FIG. 6 shows another embodiment. In FIG. 6, each mechanism 1 to 5 is the same as that shown in FIG. In this embodiment, the DMA device management mechanism 6 notifies the DMA device 5 of the state based on the abnormality of the individual channel detected by the DMA device monitoring mechanism 2, and when the channel is stopped, the individual channel is reset. Make a start.
Further, in the case of a channel error such as runaway, a mechanism for forcibly stopping the channel in error is added.

FIG. 7 is a flowchart explaining the method of FIG. According to the method shown in this embodiment, the DMA device 5
The individual channel abnormalities of can be finely separated and detected, and the temporary stop can be automatically restarted.
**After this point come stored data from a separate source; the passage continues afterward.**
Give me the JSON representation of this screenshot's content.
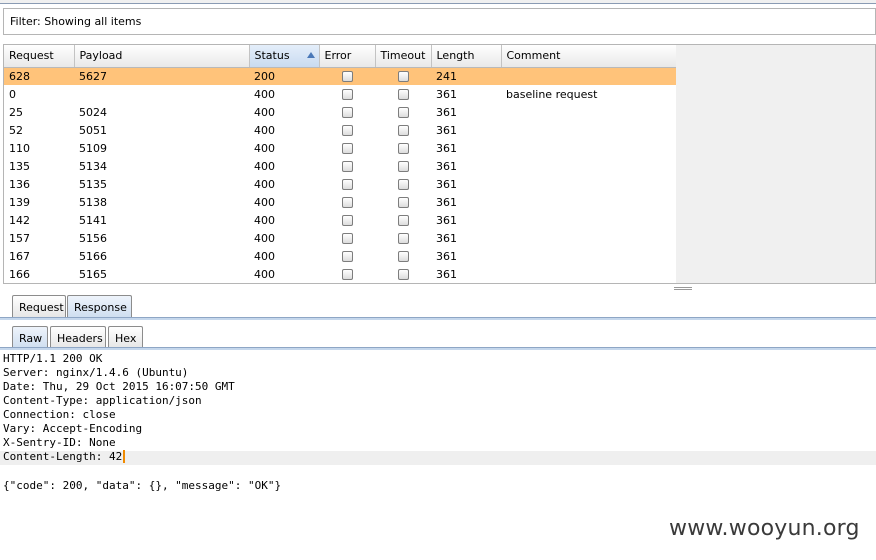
{
  "filter": {
    "text": "Filter: Showing all items"
  },
  "table": {
    "columns": [
      "Request",
      "Payload",
      "Status",
      "Error",
      "Timeout",
      "Length",
      "Comment"
    ],
    "sorted_column": "Status",
    "sort_direction": "ascending",
    "rows": [
      {
        "request": "628",
        "payload": "5627",
        "status": "200",
        "error": false,
        "timeout": false,
        "length": "241",
        "comment": "",
        "selected": true
      },
      {
        "request": "0",
        "payload": "",
        "status": "400",
        "error": false,
        "timeout": false,
        "length": "361",
        "comment": "baseline request",
        "selected": false
      },
      {
        "request": "25",
        "payload": "5024",
        "status": "400",
        "error": false,
        "timeout": false,
        "length": "361",
        "comment": "",
        "selected": false
      },
      {
        "request": "52",
        "payload": "5051",
        "status": "400",
        "error": false,
        "timeout": false,
        "length": "361",
        "comment": "",
        "selected": false
      },
      {
        "request": "110",
        "payload": "5109",
        "status": "400",
        "error": false,
        "timeout": false,
        "length": "361",
        "comment": "",
        "selected": false
      },
      {
        "request": "135",
        "payload": "5134",
        "status": "400",
        "error": false,
        "timeout": false,
        "length": "361",
        "comment": "",
        "selected": false
      },
      {
        "request": "136",
        "payload": "5135",
        "status": "400",
        "error": false,
        "timeout": false,
        "length": "361",
        "comment": "",
        "selected": false
      },
      {
        "request": "139",
        "payload": "5138",
        "status": "400",
        "error": false,
        "timeout": false,
        "length": "361",
        "comment": "",
        "selected": false
      },
      {
        "request": "142",
        "payload": "5141",
        "status": "400",
        "error": false,
        "timeout": false,
        "length": "361",
        "comment": "",
        "selected": false
      },
      {
        "request": "157",
        "payload": "5156",
        "status": "400",
        "error": false,
        "timeout": false,
        "length": "361",
        "comment": "",
        "selected": false
      },
      {
        "request": "167",
        "payload": "5166",
        "status": "400",
        "error": false,
        "timeout": false,
        "length": "361",
        "comment": "",
        "selected": false
      },
      {
        "request": "166",
        "payload": "5165",
        "status": "400",
        "error": false,
        "timeout": false,
        "length": "361",
        "comment": "",
        "selected": false
      }
    ]
  },
  "message_tabs": {
    "request": "Request",
    "response": "Response",
    "active": "Response"
  },
  "view_tabs": {
    "raw": "Raw",
    "headers": "Headers",
    "hex": "Hex",
    "active": "Raw"
  },
  "response_lines": [
    "HTTP/1.1 200 OK",
    "Server: nginx/1.4.6 (Ubuntu)",
    "Date: Thu, 29 Oct 2015 16:07:50 GMT",
    "Content-Type: application/json",
    "Connection: close",
    "Vary: Accept-Encoding",
    "X-Sentry-ID: None",
    "Content-Length: 42"
  ],
  "response_body": "{\"code\": 200, \"data\": {}, \"message\": \"OK\"}",
  "colors": {
    "selected_row": "#ffc37a",
    "active_tab": "#cfdff0",
    "caret": "#f08a00"
  },
  "watermark": "www.wooyun.org"
}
Also, the channel that has been operating abnormally many times and the runaway can be automatically stopped, and the abnormal part can be separated. Therefore, the reliability of the entire system can be significantly improved.

[0022]

As described above, according to the present invention, it is possible to perform fine abnormality monitoring of the DMA device of the supervisory control system of the electric power system without using special hardware. Further, the abnormal range is minimized, and the reliability of the entire system is significantly improved.

[Brief description of drawings]

FIG. 1 is a configuration diagram illustrating an abnormality diagnosis method for a DMA device according to the present invention.

2 is a detailed configuration diagram of an access area of a DMA device indicated by reference numeral 3 in FIG.

FIG. 3 is a flowchart illustrating a DMA device abnormality diagnosis method according to the present invention.

FIG. 4 is a flowchart showing in detail the process of collecting DMA device abnormality diagnosis data of FIG.

FIG. 5 is a flowchart showing in detail the abnormality detection determination process of the DMA device abnormality diagnosis of FIG.

FIG. 6 is a configuration diagram for explaining another embodiment.

FIG. 7 is a flowchart for explaining another embodiment.

FIG. 8 is a configuration diagram for explaining a conventional technique.

[Explanation of symbols]

 1 computer 2 monitoring mechanism 3 memory area 31 current access address area 32 transmission data storage area 4 cyclic information transmission device 5 DMA device 6 DMA device management mechanism 6a channel start signal 6b channel stop signal

Claims (1)

[Claims] 1. A direct memory access device for directly inputting and outputting electric power system status data and control information to and from a memory of a computer for monitoring and control, and a transmission data storage area for inputting and outputting information for each channel on the memory of the computer. Direct memory access characterized by having an access address storage area for storing the input / output access address of each channel and monitoring the abnormality of each channel of the direct memory access device based on the transmission cycle information of the power system information Device abnormality monitoring method.